目が痒い(目痒)

投稿者: | 2017年10月24日

☆ 目が痒い(目痒)

このページは、鍼灸師、医師向けの鍼灸治療法を紹介するページです。
目のかゆみでお悩みの方は、はりきゅうマッサージ すこやかな森 で治療をお受けいただけます。

本症は、視力は正常であるが、眼瞼周囲、甚だしくなると眼球に痒みを感じる状態を指し、中医では目痒
と呼ぶ。

1.風寒による目痒
:病因病機
 風寒の邪が肌表に侵襲し、目竅に阻滞するために目痒がおこる。
:鑑別点
 両目の痒み。冷風に当たると増強する。
:随伴症状
 冷涙、悪寒が強く発熱が軽い、頭痛、鼻閉、無汗、痰や鼻水は透明で水様、口渇はないなど。
:舌脈 舌苔-白薄。脈-浮緊。
:弁証-風寒証。 :治法-去風散寒、通絡止痒。
:取穴例
 風池(瀉法)-去風。外関(瀉法または灸頭鍼(瀉法))-散寒解表。大椎(温法)-宣陽解表。
 攅竹(瀉法)-駆邪散滞。

2.風熱による目痒
:病因病機
 風寒の邪気を感受してそれが化熱する、あるいは感受した風熱の邪が目竅に停滞するために目痒となる。
:鑑別点
 両目の強い痒みあるいは虫がはうような痒み。

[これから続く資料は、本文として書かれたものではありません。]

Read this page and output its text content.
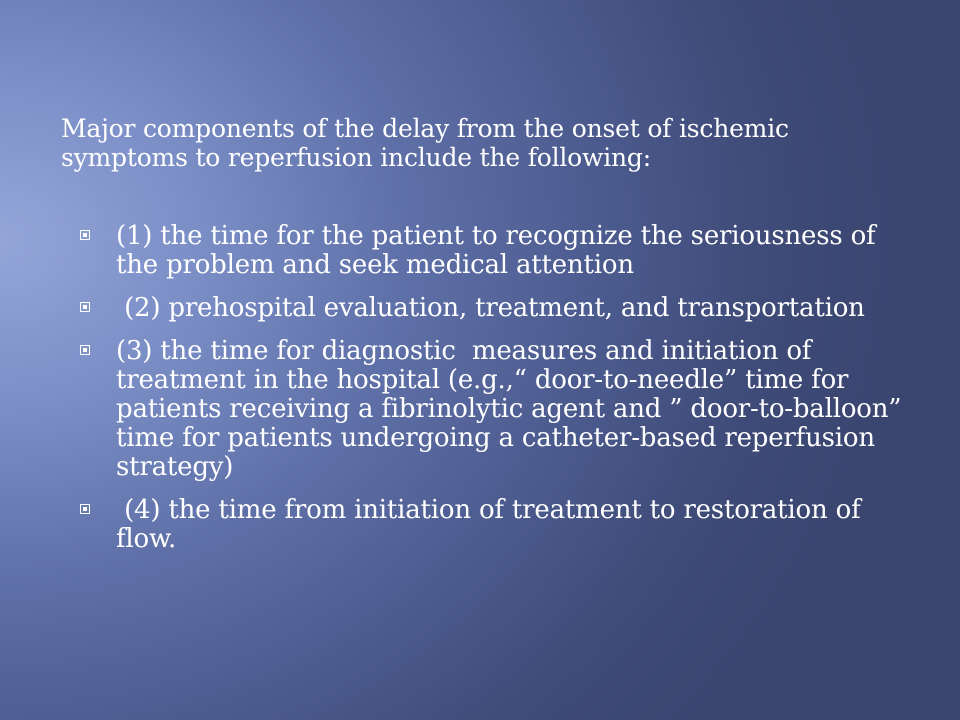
Major components of the delay from the onset of ischemic symptoms to reperfusion include the following:
(1) the time for the patient to recognize the seriousness of the problem and seek medical attention
(2) prehospital evaluation, treatment, and transportation
(3) the time for diagnostic  measures and initiation of treatment in the hospital (e.g.,“ door-to-needle” time for patients receiving a fibrinolytic agent and ” door-to-balloon” time for patients undergoing a catheter-based reperfusion strategy)
(4) the time from initiation of treatment to restoration of flow.
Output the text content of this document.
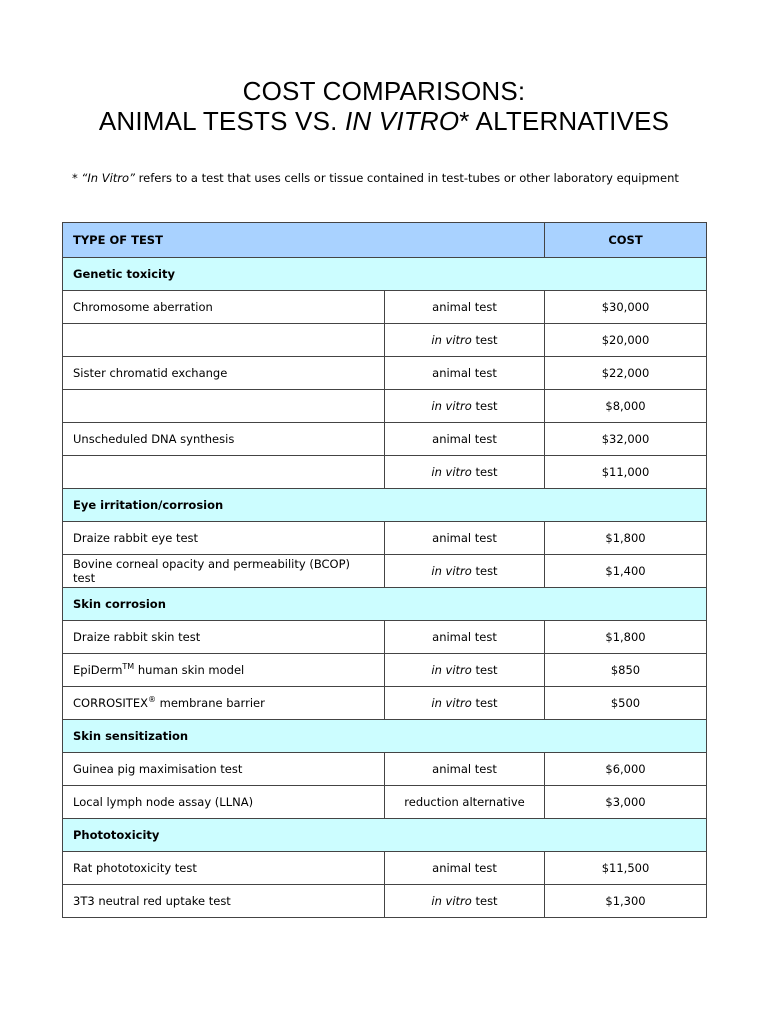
COST COMPARISONS:
ANIMAL TESTS VS. IN VITRO* ALTERNATIVES
* “In Vitro” refers to a test that uses cells or tissue contained in test-tubes or other laboratory equipment
TYPE OF TEST		COST
Genetic toxicity		
Chromosome aberration	animal test	$30,000
	in vitro test	$20,000
Sister chromatid exchange	animal test	$22,000
	in vitro test	$8,000
Unscheduled DNA synthesis	animal test	$32,000
	in vitro test	$11,000
Eye irritation/corrosion		
Draize rabbit eye test	animal test	$1,800
Bovine corneal opacity and permeability (BCOP) test	in vitro test	$1,400
Skin corrosion		
Draize rabbit skin test	animal test	$1,800
EpiDerm™ human skin model	in vitro test	$850
CORROSITEX® membrane barrier	in vitro test	$500
Skin sensitization		
Guinea pig maximisation test	animal test	$6,000
Local lymph node assay (LLNA)	reduction alternative	$3,000
Phototoxicity		
Rat phototoxicity test	animal test	$11,500
3T3 neutral red uptake test	in vitro test	$1,300
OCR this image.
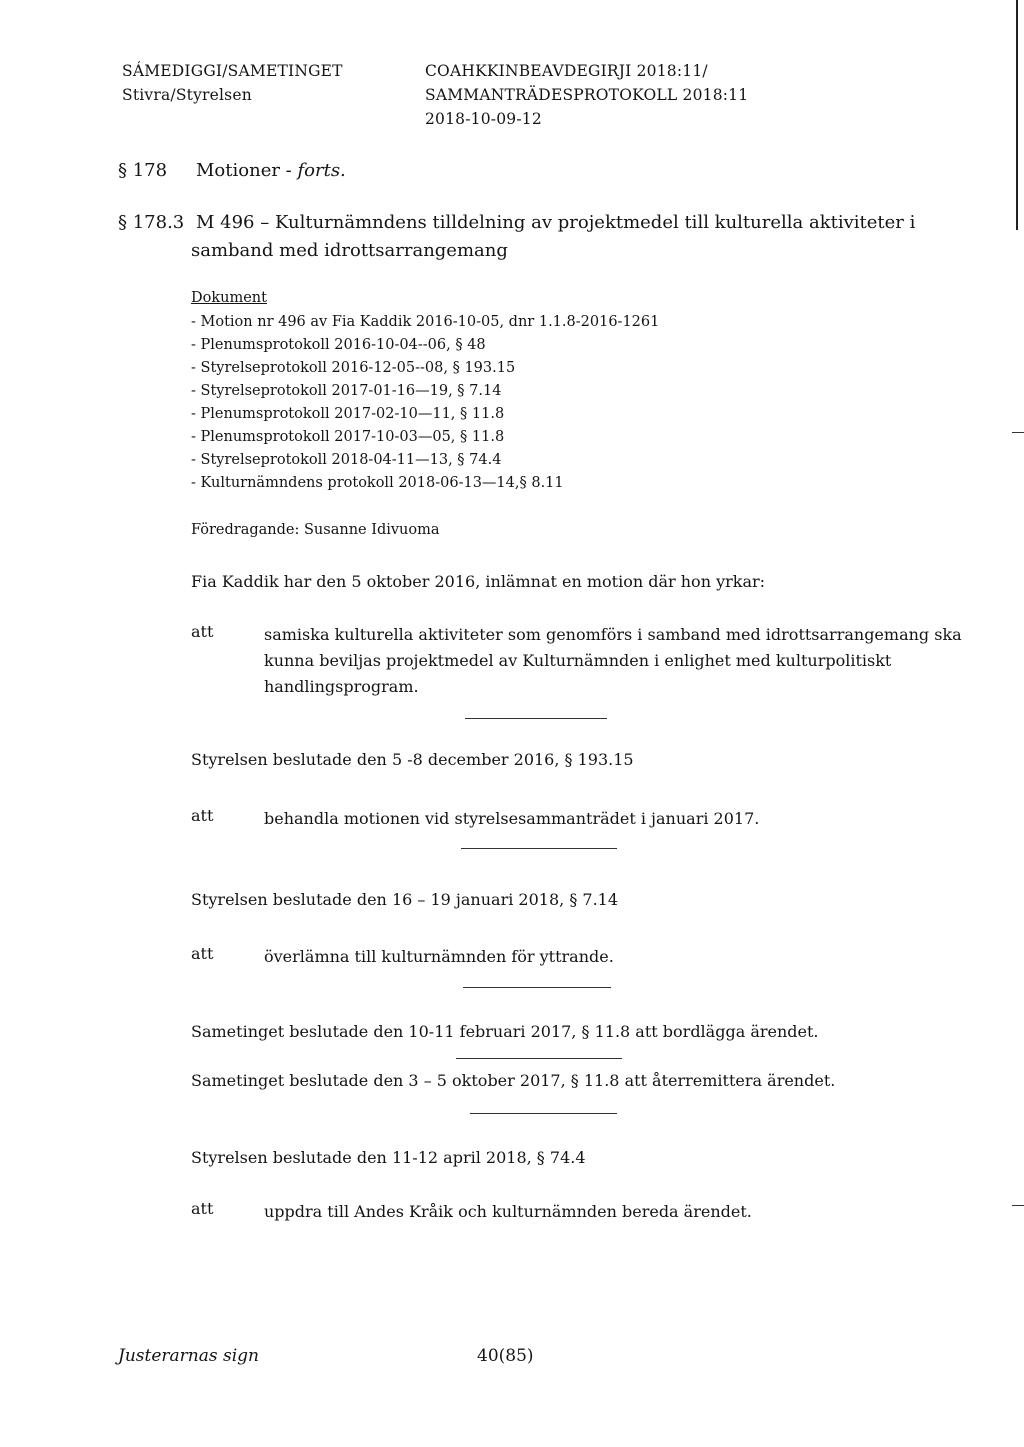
SÁMEDIGGI/SAMETINGET
Stivra/Styrelsen
COAHKKINBEAVDEGIRJI 2018:11/
SAMMANTRÄDESPROTOKOLL 2018:11
2018-10-09-12
§ 178 Motioner - forts.
§ 178.3 M 496 – Kulturnämndens tilldelning av projektmedel till kulturella aktiviteter i
samband med idrottsarrangemang
Dokument
- Motion nr 496 av Fia Kaddik 2016-10-05, dnr 1.1.8-2016-1261
- Plenumsprotokoll 2016-10-04--06, § 48
- Styrelseprotokoll 2016-12-05--08, § 193.15
- Styrelseprotokoll 2017-01-16—19, § 7.14
- Plenumsprotokoll 2017-02-10—11, § 11.8
- Plenumsprotokoll 2017-10-03—05, § 11.8
- Styrelseprotokoll 2018-04-11—13, § 74.4
- Kulturnämndens protokoll 2018-06-13—14,§ 8.11
Föredragande: Susanne Idivuoma
Fia Kaddik har den 5 oktober 2016, inlämnat en motion där hon yrkar:
att	samiska kulturella aktiviteter som genomförs i samband med idrottsarrangemang ska kunna beviljas projektmedel av Kulturnämnden i enlighet med kulturpolitiskt handlingsprogram.
Styrelsen beslutade den 5 -8 december 2016, § 193.15
att	behandla motionen vid styrelsesammanträdet i januari 2017.
Styrelsen beslutade den 16 – 19 januari 2018, § 7.14
att	överlämna till kulturnämnden för yttrande.
Sametinget beslutade den 10-11 februari 2017, § 11.8 att bordlägga ärendet.
Sametinget beslutade den 3 – 5 oktober 2017, § 11.8 att återremittera ärendet.
Styrelsen beslutade den 11-12 april 2018, § 74.4
att	uppdra till Andes Kråik och kulturnämnden bereda ärendet.
Justerarnas sign	40(85)
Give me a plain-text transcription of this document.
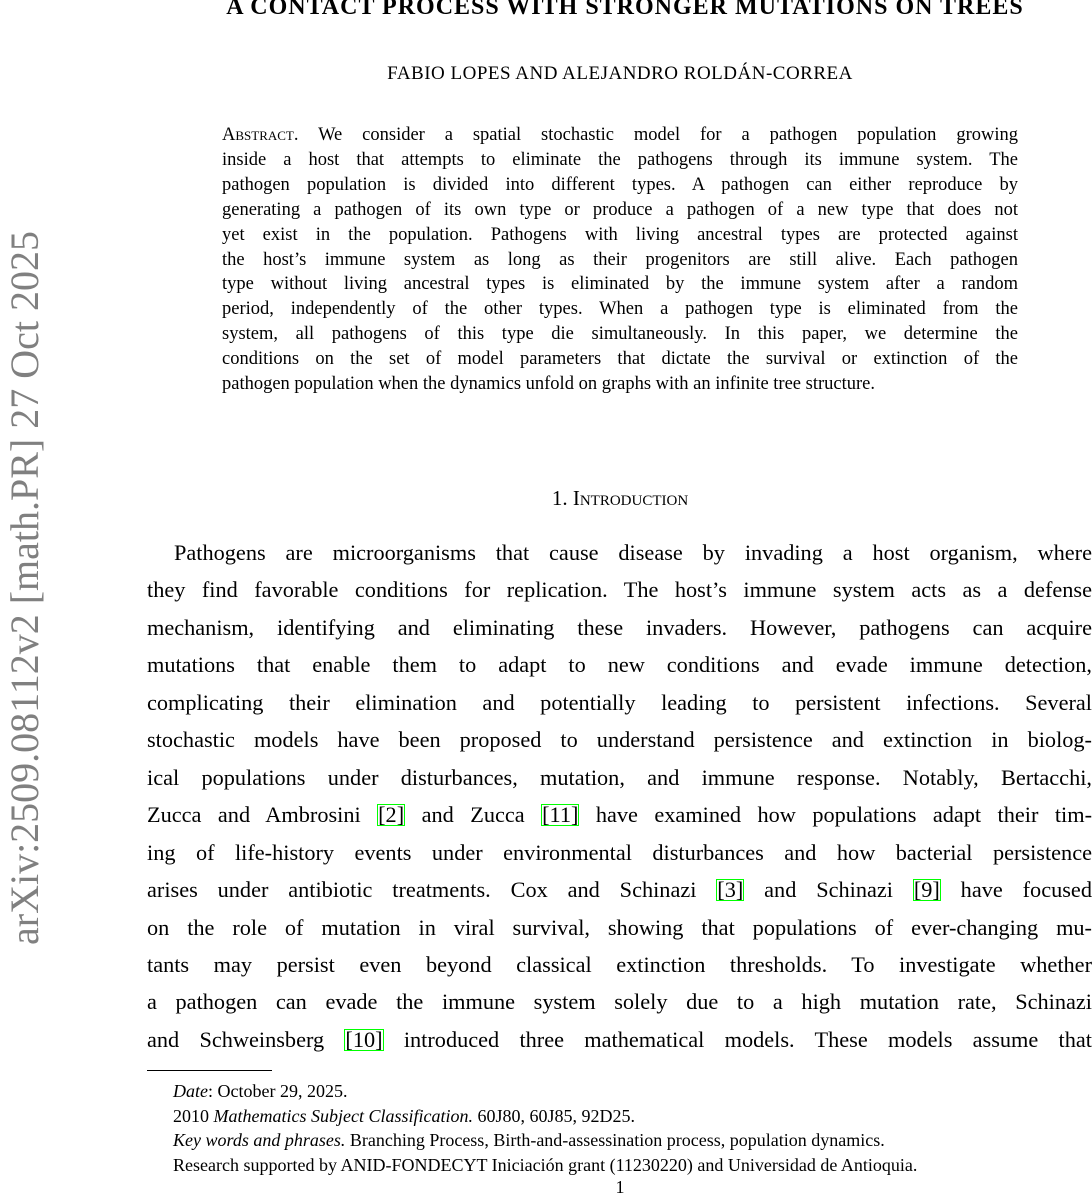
arXiv:2509.08112v2 [math.PR] 27 Oct 2025
A CONTACT PROCESS WITH STRONGER MUTATIONS ON TREES
FABIO LOPES AND ALEJANDRO ROLDÁN-CORREA
Abstract. We consider a spatial stochastic model for a pathogen population growing
inside a host that attempts to eliminate the pathogens through its immune system. The
pathogen population is divided into different types. A pathogen can either reproduce by
generating a pathogen of its own type or produce a pathogen of a new type that does not
yet exist in the population. Pathogens with living ancestral types are protected against
the host’s immune system as long as their progenitors are still alive. Each pathogen
type without living ancestral types is eliminated by the immune system after a random
period, independently of the other types. When a pathogen type is eliminated from the
system, all pathogens of this type die simultaneously. In this paper, we determine the
conditions on the set of model parameters that dictate the survival or extinction of the
pathogen population when the dynamics unfold on graphs with an infinite tree structure.
1. Introduction
Pathogens are microorganisms that cause disease by invading a host organism, where
they find favorable conditions for replication. The host’s immune system acts as a defense
mechanism, identifying and eliminating these invaders. However, pathogens can acquire
mutations that enable them to adapt to new conditions and evade immune detection,
complicating their elimination and potentially leading to persistent infections. Several
stochastic models have been proposed to understand persistence and extinction in biolog-
ical populations under disturbances, mutation, and immune response. Notably, Bertacchi,
Zucca and Ambrosini [2] and Zucca [11] have examined how populations adapt their tim-
ing of life-history events under environmental disturbances and how bacterial persistence
arises under antibiotic treatments. Cox and Schinazi [3] and Schinazi [9] have focused
on the role of mutation in viral survival, showing that populations of ever-changing mu-
tants may persist even beyond classical extinction thresholds. To investigate whether
a pathogen can evade the immune system solely due to a high mutation rate, Schinazi
and Schweinsberg [10] introduced three mathematical models. These models assume that
Date: October 29, 2025.
2010 Mathematics Subject Classification. 60J80, 60J85, 92D25.
Key words and phrases. Branching Process, Birth-and-assessination process, population dynamics.
Research supported by ANID-FONDECYT Iniciación grant (11230220) and Universidad de Antioquia.
1
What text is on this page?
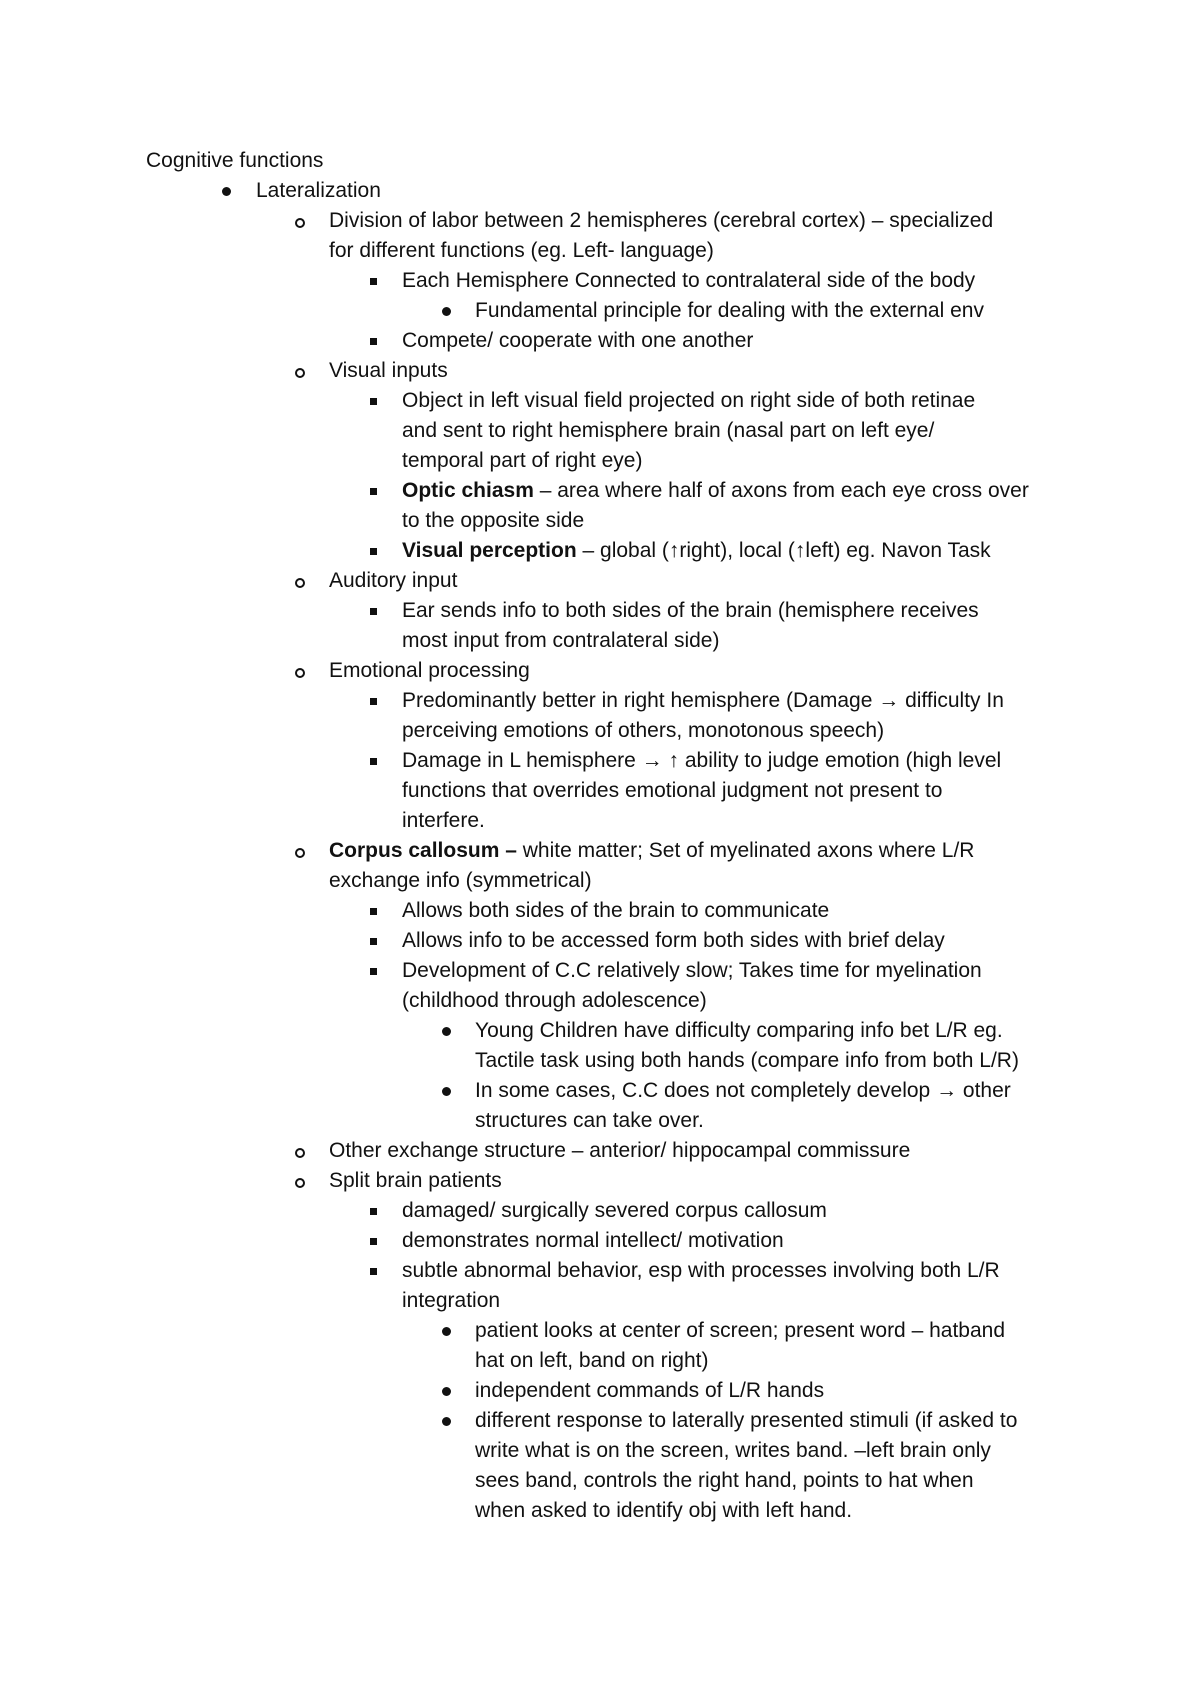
Cognitive functions
Lateralization
Division of labor between 2 hemispheres (cerebral cortex) – specialized
for different functions (eg. Left- language)
Each Hemisphere Connected to contralateral side of the body
Fundamental principle for dealing with the external env
Compete/ cooperate with one another
Visual inputs
Object in left visual field projected on right side of both retinae
and sent to right hemisphere brain (nasal part on left eye/
temporal part of right eye)
Optic chiasm – area where half of axons from each eye cross over
to the opposite side
Visual perception – global (↑right), local (↑left) eg. Navon Task
Auditory input
Ear sends info to both sides of the brain (hemisphere receives
most input from contralateral side)
Emotional processing
Predominantly better in right hemisphere (Damage → difficulty In
perceiving emotions of others, monotonous speech)
Damage in L hemisphere → ↑ ability to judge emotion (high level
functions that overrides emotional judgment not present to
interfere.
Corpus callosum – white matter; Set of myelinated axons where L/R
exchange info (symmetrical)
Allows both sides of the brain to communicate
Allows info to be accessed form both sides with brief delay
Development of C.C relatively slow; Takes time for myelination
(childhood through adolescence)
Young Children have difficulty comparing info bet L/R eg.
Tactile task using both hands (compare info from both L/R)
In some cases, C.C does not completely develop → other
structures can take over.
Other exchange structure – anterior/ hippocampal commissure
Split brain patients
damaged/ surgically severed corpus callosum
demonstrates normal intellect/ motivation
subtle abnormal behavior, esp with processes involving both L/R
integration
patient looks at center of screen; present word – hatband
hat on left, band on right)
independent commands of L/R hands
different response to laterally presented stimuli (if asked to
write what is on the screen, writes band. –left brain only
sees band, controls the right hand, points to hat when
when asked to identify obj with left hand.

目の灼熱感や羞明感をともない、眼瞼周囲が紅くなる。
:随伴症状
 眼の異物感や熱感、発熱、悪風、頭痛、軽度の口渇、発汗、咽喉の発赤と疼痛など。
:舌脈 舌質-紅、舌苔-薄黄。脈-浮数。
:弁証-風熱証。 :治法-去風清熱、通絡止痒。
:取穴例
 風池(瀉法)-去風。外関(瀉法)、大椎(瀉法)-清熱解表。
 太陽(瀉法)、攅竹(瀉法)-去風清熱。

3.湿熱阻滞による目痒
:病因病機
 脂濃い物や甘い物、味の濃い物の過食やアルコールの常飲、外界の湿邪などによって生じた湿邪が化熱
 して内蘊し、湿熱が目竅に阻滞するために目痒となる。
:鑑別点
 両目の痒み。目やにが多い。
:随伴症状
 頭のふらつき、目の異物感、口が粘る、口渇少飲または多飲(冷飲を好む)カン腹脹満、頭重、身重感、
 小便短赤、泥状便ですっきり排便できないなど。
:舌脈 舌質-紅、舌苔-黄膩。脈-滑数など。
:弁証-湿熱阻滞。 :治法-清熱利湿、止痒。
:取穴例
 中極(瀉法)、陰陵泉(瀉法)-清熱利湿。豊隆(瀉法)、中カン(瀉法)-去痰降濁。
 承泣-去湿止痒。

4.肝火上炎による目痒
:病因病機
 長期にわたってストレスを感じ続けたり、精神的な抑欝が続いたり、突然に強い精神的ショックを受け
 たりするなどによって肝気欝結となり、肝気欝結の状態が長期化すると化火して肝火上炎となる。その
 肝火が目竅に上炎するために目痒となる。
:鑑別点
 両目の痒み。灼熱感と目赤をともなう。
:随伴症状
 胸脇部の灼熱感、脹満感や脹痛、口苦、面紅目赤、口渇多飲(冷飲を好む)、イライラ感、易怒、めま
 い、不眠、便秘、小便黄赤など。
:舌脈 舌質-紅、苔-黄。脈-弦数。
:弁証-肝火上炎。 :治法-泄熱肝火、熄風止痒。
:取穴例
 行間(瀉法)-清泄肝火。陽陵泉(瀉法)-疏肝利胆。風池(瀉法)-熄風潜陽。
 太陽(瀉法)-清熱明目。

5.肝血虚による目痒
:病因病機
 目の使い過ぎ、脾虚による生血不足、失血過多、久病、多産による精血の消耗などによって血が不足し
 て肝血虚となり、その影響で目を滋養することができなくなるために目痒となる。
:鑑別点
 両目の間欠的な痒み。押さえると一時的に軽減するがすぐに痒みがぶり返す。
:随伴症状
 目の乾燥と異物感、四肢の引きつり、爪が薄くもろい、胸脇部隠痛、めまい、面色や口唇が淡白または
 面色萎黄、不眠など。
:舌脈 舌質-淡。脈-細弱など。
:弁証-肝血虚。 :治法-補養肝血、熄風止痒。
:取穴例
 肝兪(補法)、腎兪(補法)、太谿(補法)-滋補肝腎。瞳子リョウ(補法)-補養目竅。